Терентьев на следующий день только разводил руками. Иван Степанович впервые, кстати, перешагнул через порог лаборатории Лисицына.
— Случай-то какой! — говорил. — Батенька! — И разглядывал разбитое окно. — Что прикажете делать? Ума не приложу!
Впервые ему пришла мысль: «А вдруг — полиция? Беды не оберешься. Очень будет неприятно».
Окно починили. Галущенко, когда узнал о происшествии, подумал о ворах и сказал: «Злодюга». Так решили и остальные. На спасательной станции долго разговаривали о попытке обокрасть штейгера. Только через две-три недели общее внимание перешло к другой теме: на «Магдалине» к запальщику Хохрякову возвратился сын. Ездил в столицу будто бы должность слесаря искать; говорит — не нашел. Неглупый, видать, парень и рассказывает, как в Петербурге на заводах потребовали, чтобы работать по восемь часов в день, а хозяева уволили сразу семьдесят тысяч человек. Вроде в отместку. Знай, мол, наших!

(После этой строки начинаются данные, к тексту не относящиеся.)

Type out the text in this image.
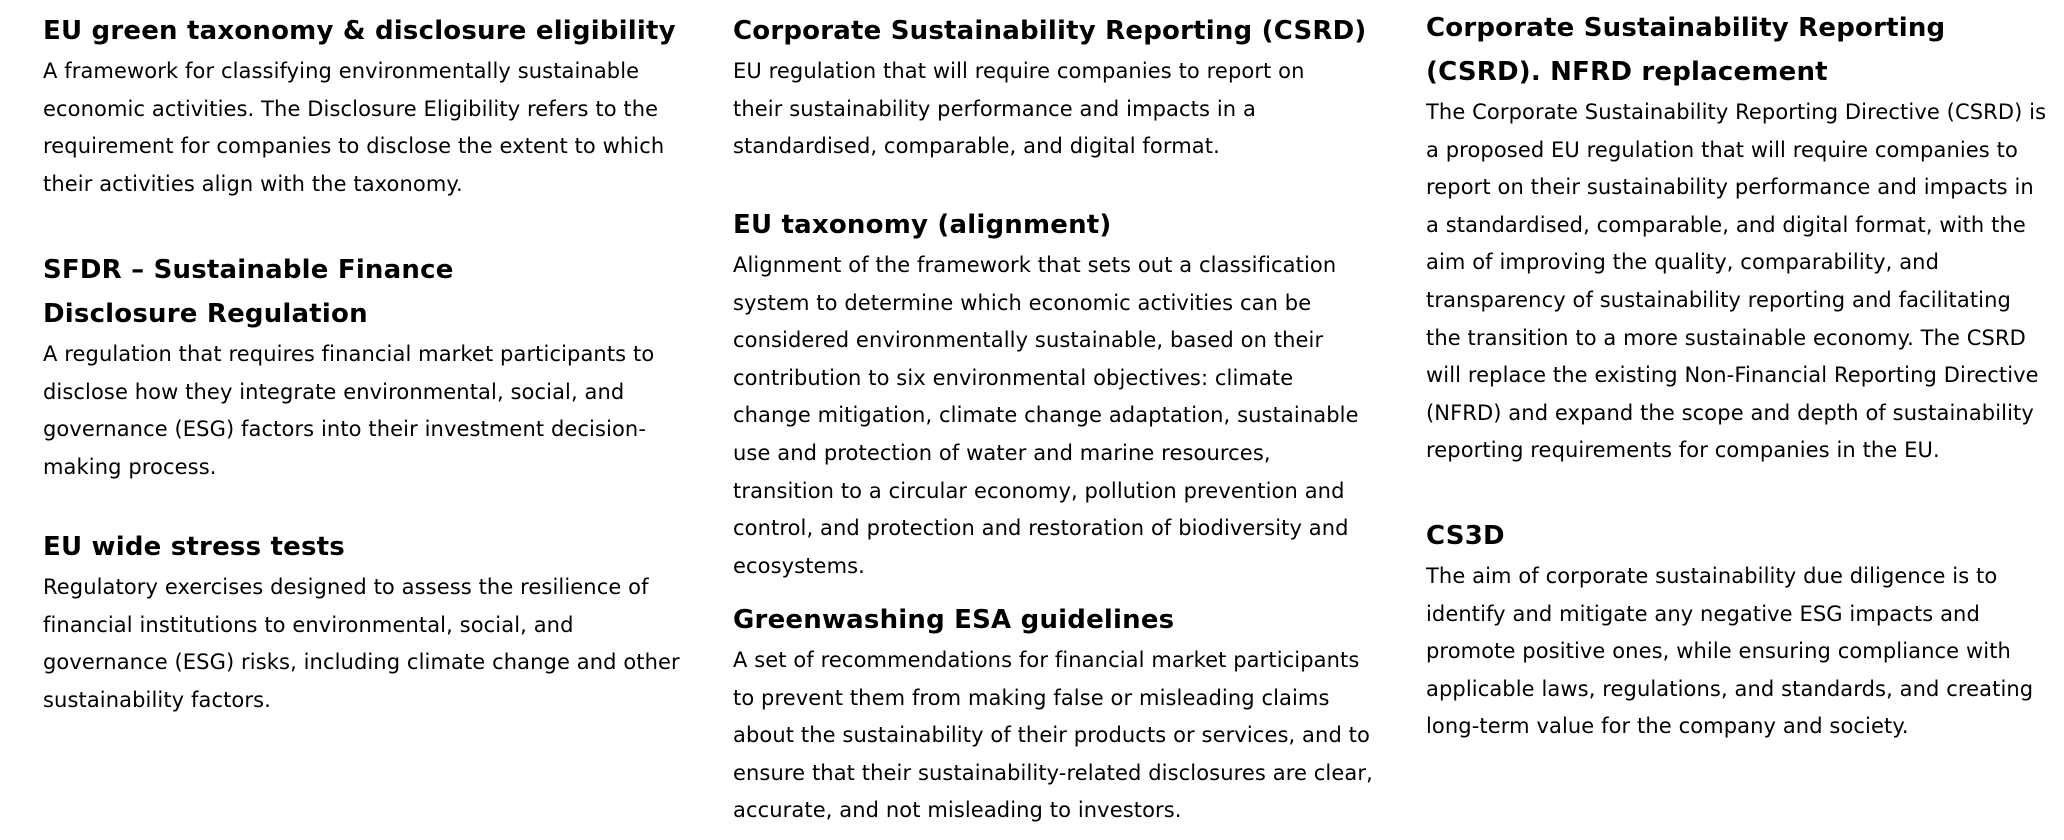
EU green taxonomy & disclosure eligibility

A framework for classifying environmentally sustainable economic activities. The Disclosure Eligibility refers to the requirement for companies to disclose the extent to which their activities align with the taxonomy.

SFDR – Sustainable Finance Disclosure Regulation

A regulation that requires financial market participants to disclose how they integrate environmental, social, and governance (ESG) factors into their investment decision-making process.

EU wide stress tests

Regulatory exercises designed to assess the resilience of financial institutions to environmental, social, and governance (ESG) risks, including climate change and other sustainability factors.

Corporate Sustainability Reporting (CSRD)

EU regulation that will require companies to report on their sustainability performance and impacts in a standardised, comparable, and digital format.

EU taxonomy (alignment)

Alignment of the framework that sets out a classification system to determine which economic activities can be considered environmentally sustainable, based on their contribution to six environmental objectives: climate change mitigation, climate change adaptation, sustainable use and protection of water and marine resources, transition to a circular economy, pollution prevention and control, and protection and restoration of biodiversity and ecosystems.

Greenwashing ESA guidelines

A set of recommendations for financial market participants to prevent them from making false or misleading claims about the sustainability of their products or services, and to ensure that their sustainability-related disclosures are clear, accurate, and not misleading to investors.

Corporate Sustainability Reporting (CSRD). NFRD replacement

The Corporate Sustainability Reporting Directive (CSRD) is a proposed EU regulation that will require companies to report on their sustainability performance and impacts in a standardised, comparable, and digital format, with the aim of improving the quality, comparability, and transparency of sustainability reporting and facilitating the transition to a more sustainable economy. The CSRD will replace the existing Non-Financial Reporting Directive (NFRD) and expand the scope and depth of sustainability reporting requirements for companies in the EU.

CS3D

The aim of corporate sustainability due diligence is to identify and mitigate any negative ESG impacts and promote positive ones, while ensuring compliance with applicable laws, regulations, and standards, and creating long-term value for the company and society.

Фильтр в лаборатории Лисицына был безнадежно испорчен, испытывать активные зерна стало негде. Лисицын сначала впал в какое-то оцепенение; потом, уже к концу апреля, опять поехал в Харьков. На этот раз ничто не помешало ему, но съездил зря: для предъявителя рубля ТЗ 800775 писем на почте не оказалось. Брал с собой все свои тетради, не разлучался с ними А когда вернулся — твердо решил: надо вместо громоздкой пачки тетрадей сделать одну записную книжку. Переписать туда главные расчеты, рецепты приготовления зерен, перечертить схемы промышленных установок. Записную книжку носить всегда с собой, не оставлять ее нигде. Ведь ясно же, зачем появлялся в лаборатории грабитель. «Врешь, — думал, — нечистая душа». И был уверен, что грабитель — это немец, тот самый Крумрайх, который только прикинулся, будто уехал, а на самом деле прячется, наверно, где-нибудь поблизости, ждет удобного случая, хочет завладеть открытием. «Крумрайх, — мысленно повторял Лисицын и убеждался в этом с каждым днем все больше. — Никто не знает, кроме немца. Так говоришь, мировая наука? Врешь!.. А тетради, когда будет записная книжка, надо сжечь. Тогда ищи!»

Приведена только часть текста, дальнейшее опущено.